Dans l'Adamaoua, Abdoul Raoufou Abba Djam, secrétaire général du PCRN à Ngaoundéré 2, a également claqué la porte. Il reproche à Cabral Libii d'avoir reconnu trop rapidement la victoire de Paul Biya, alors que plusieurs voix locales affirmaient qu'Issa Tchiroma avait remporté le contrôle dans certaines zones du Nord. Ce désaccord révèle une fracture idéologique au sein du parti, entre ceux qui prônent une posture de contestation et ceux qui optent pour une stratégie d'apaisement.
C'est dans ce contexte qui circule une hypothèse particulièrement sensible : selon certains cadres démissionnaires, Cabral Libii aurait accepté une transaction financière en échange de sa reconnaissance officielle de la victoire de Paul Biya. Cette rumeur, relayée sur des groupes WhatsApp et dans des courriers internes, alimente une crise de confiance. Elle suggère une possible compromission politique, qui serait entacher l'image d'un parti censé incarner la transparence et le renouveau.
Au-delà de cette hypothèse, les raisons évoquées dans les émissions convergentes autour de trois axes : manque de communication politique cohérente, centralisation excessive du pouvoir, et absence de consultation des bases. Plusieurs militants dénoncent une gestion verticale, incompatible avec les principes de participation citoyenne et de réconciliation nationale que le PCRN revendique.
Des tensions internes se cristallisent également autour de la stratégie électorale et du positionnement face au régime en place. Certains cadres estiment que le parti aurait dû soutenir plus fermement les revendications du Nord, où Issa Tchiroma bénéficie d'un ancrage historique. D'autres appellent à un réalignement stratégique, avec une fonte des alliances régionales et une meilleure prise en compte des dynamiques locales.

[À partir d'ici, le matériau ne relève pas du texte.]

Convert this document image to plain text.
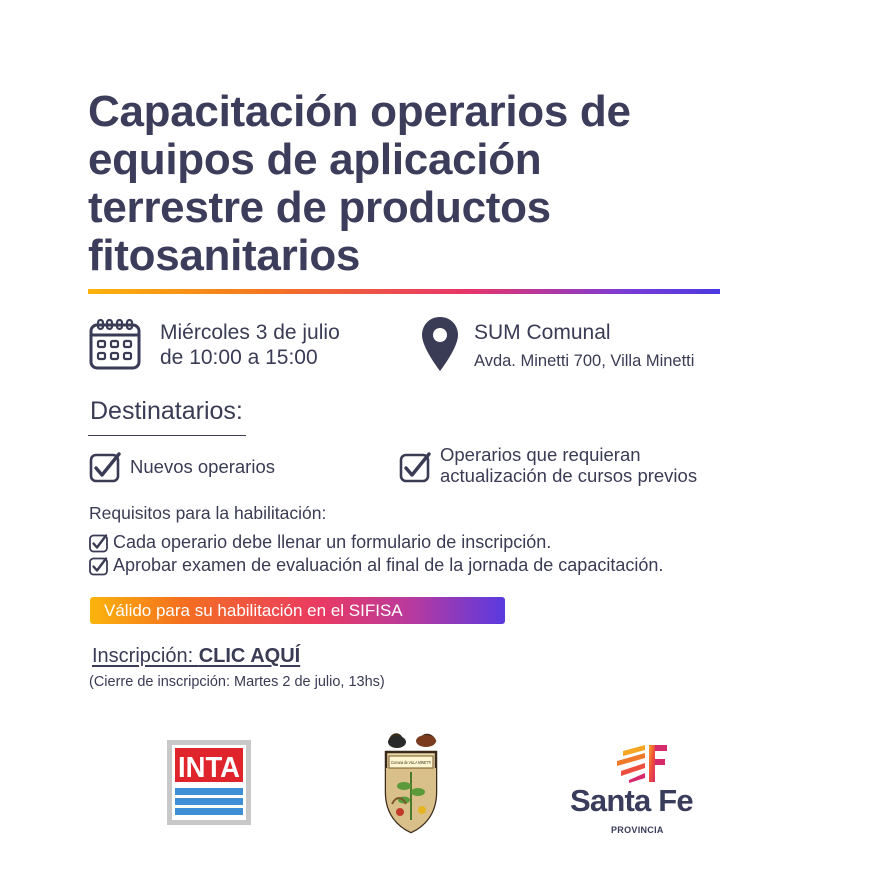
Capacitación operarios de
equipos de aplicación
terrestre de productos
fitosanitarios
Miércoles 3 de julio
de 10:00 a 15:00
SUM Comunal
Avda. Minetti 700, Villa Minetti
Destinatarios:
Nuevos operarios
Operarios que requieran
actualización de cursos previos
Requisitos para la habilitación:
Cada operario debe llenar un formulario de inscripción.
Aprobar examen de evaluación al final de la jornada de capacitación.
Válido para su habilitación en el SIFISA
Inscripción: CLIC AQUÍ
(Cierre de inscripción: Martes 2 de julio, 13hs)
INTA	Comuna de VILLA MINETTI
Santa Fe
PROVINCIA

Sur le plan symbolique, ces émissions affaiblissent l'image d'un parti jeune et disruptif. Elles posent la question du leadership de Cabral Libii, souvent évoquée pour son style solitaire et sa difficulté à fédérer durablement. Dans un contexte où la jeunesse camerounaise réclame des repères clairs, le PCRN risque de perdre son capital de sympathie s'il ne réagit pas rapidement.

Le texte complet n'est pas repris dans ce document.